The Connaught - a less-than-great British institution

6 Dec 2000 by JR
Why oh why does The Connaught continue to disappoint gastronomically?

[We love the idea of this grande dame of small London hotels, and even spent our wedding night there. Definitely preferable to the New York Plaza. JR]

I have long found that eating in either The Grill or The Restaurant was a great pleasure to look forward to and was always a comfortable and comforting place to be (until of course the bill arrived) but that this was an institution that never lived up to its billing. I would come away not thrilled and elated but hollow and disappointed.

Lunch last week was no exception. It seemed the right place to go as my guest had recently been summarily asked to resign from a post he enjoyed and he needed cheering up. The Connaught's quiet restaurant, rather than anything more modern and noisy, would be a civilised place to discuss his future plans.

It did at least fulfil that function but in other respects was merely second class.

The first shock comes with the price of the prix fixe lunch menu, somewhat reluctantly introduced after a review of mine in the Financial Times in the early 1990s. It is not actually the price which shocks - £28 for three courses is not too bad - but the fact that to this is added a £2 per person cover charge (presumably to cover the Melba toast as there are no amuse-bouches at the beginning nor petits fours with the coffee). And on top of this comes an automatic 15% service charge - hardly in the spirit of a set price meal. (Isn't that the great thing about the equivalent in France? You know from the start exactly how much the meal will cost.)

The menu itself turned out to be less than inspiring: standbys like kipper pate, Connaught terrine and soup of the day or melon plus some poached quails' eggs. In vegetarian mood I chose a dish of celeriac remoulade because that was what I felt like eating and was therefore disappointed to be served a plate with only three mouthfuls of the celeriac in the middle and round the side more of the ubiquitous Melba toast covered in thin slices of Parma ham.

The main courses were of the same ilk. Roast beef from the trolley in the middle of a week during which the whole of the press, not to mention Europe, was preoccupied with BSE, seemed insensitive to put it mildly. Other choices were a darne of farmed salmon, a medley of different fish - a dish I unhesitatingly avoid - and a 'cassoulet of Kent lamb' (bit of a culture clash) with haricot beans. The quail dish that did sound exciting I ordered, only to be told that it took 40 minutes, which begs the question why it was on the prix fixe menu, created for those who cannot afford a leisurely lunch.

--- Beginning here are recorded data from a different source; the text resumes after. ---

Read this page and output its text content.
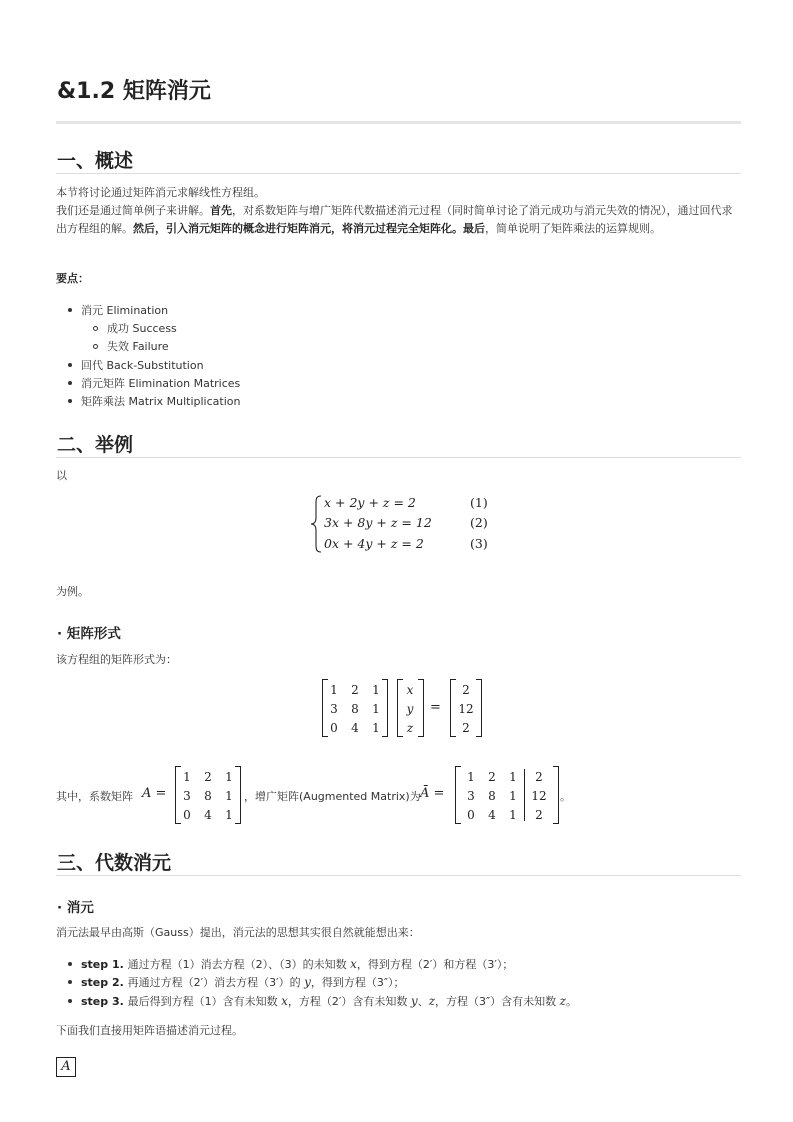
&1.2 矩阵消元
一、概述
本节将讨论通过矩阵消元求解线性方程组。
我们还是通过简单例子来讲解。首先，对系数矩阵与增广矩阵代数描述消元过程（同时简单讨论了消元成功与消元失效的情况），通过回代求出方程组的解。然后，引入消元矩阵的概念进行矩阵消元，将消元过程完全矩阵化。最后，简单说明了矩阵乘法的运算规则。
要点：
消元 Elimination
成功 Success
失效 Failure
回代 Back-Substitution
消元矩阵 Elimination Matrices
矩阵乘法 Matrix Multiplication
二、举例
以
x + 2y + z = 2	(1)
3x + 8y + z = 12	(2)
0x + 4y + z = 2	(3)
为例。
· 矩阵形式
该方程组的矩阵形式为：
1	2	1
3	8	1
0	4	1
x
y
z
=
2
12
2
其中，系数矩阵 A =
1	2	1
3	8	1
0	4	1
，增广矩阵(Augmented Matrix)为 Ā =
1	2	1	2
3	8	1	12
0	4	1	2
。
三、代数消元
· 消元
消元法最早由高斯（Gauss）提出，消元法的思想其实很自然就能想出来：
step 1. 通过方程（1）消去方程（2）、（3）的未知数 x，得到方程（2′）和方程（3′）；
step 2. 再通过方程（2′）消去方程（3′）的 y，得到方程（3″）；
step 3. 最后得到方程（1）含有未知数 x，方程（2′）含有未知数 y、z，方程（3″）含有未知数 z。
下面我们直接用矩阵语描述消元过程。
A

The cassoulet dish was a waste of good lamb. I love a proper cassoulet, in which slow-cooked duck, Toulouse sausage, pork, goose and mutton and the beans are cooked slowly, but this was an aberration of a classic dish. The very antithesis of what The Connaught stands for. Sadly, we fared little better with the cheese trolley which should be the best in London but is far from it (the best I have seen recently is that at Orrery, 55 Marylebone High Street, London W1, 0207-616 8000).

And if you think all this is disappointing, wait until you see the wine list. Although newly designed, the wine list offers no explanation of any of the wines on offer and some horrendous mark-ups - the strangely ubiquitous Durney Chenin Blanc from California is £31 plus 15% service but under £4 from your local Majestic!

[£17.50 at Eurasia in Glasgow where I had another disappointing set lunch recently - only £13.95 for two courses here, plus £2.50 supplement for three strange 'Asian hors d'oeuvres', one of which was a small bowl containing a lychee and two melon balls. J.R.]

If all the wine waiters were fully au fait with what they sell this would be a plus but it seemed not to be the case. From the Sommelier's Suggestions on Page 1, I spotted a 1985 red burgundy Chanson Pere et Fils at £40. What I wanted to know was, was it past it? The sommelier had no idea. First of all he went away because he thought it was a printing error and it should have been 1995 not 1985. Then when we had established that it really was a 15 year-old wine, he was not sure if there was any stock left. There was and it was OK but a wine definitely on the downward path. The bill with this bottle and two set lunches came to £100.

One of the big problems with The Connaught is that here is no restaurateur, no one to enliven the splendid dining rooms with personality. Secondly, despite all his official titles, chef de cuisine Michel Bourdin, is too reluctant to adapt to changing customer demands. And, finally, and perhaps most importantly, the waiting staff are predominantly long-term timeservers who come in, do a job and go home. If you like your restaurants feudal, The Connaught is the place for you.

The Connaught, Carlos Place, London W1 020 7499 7070.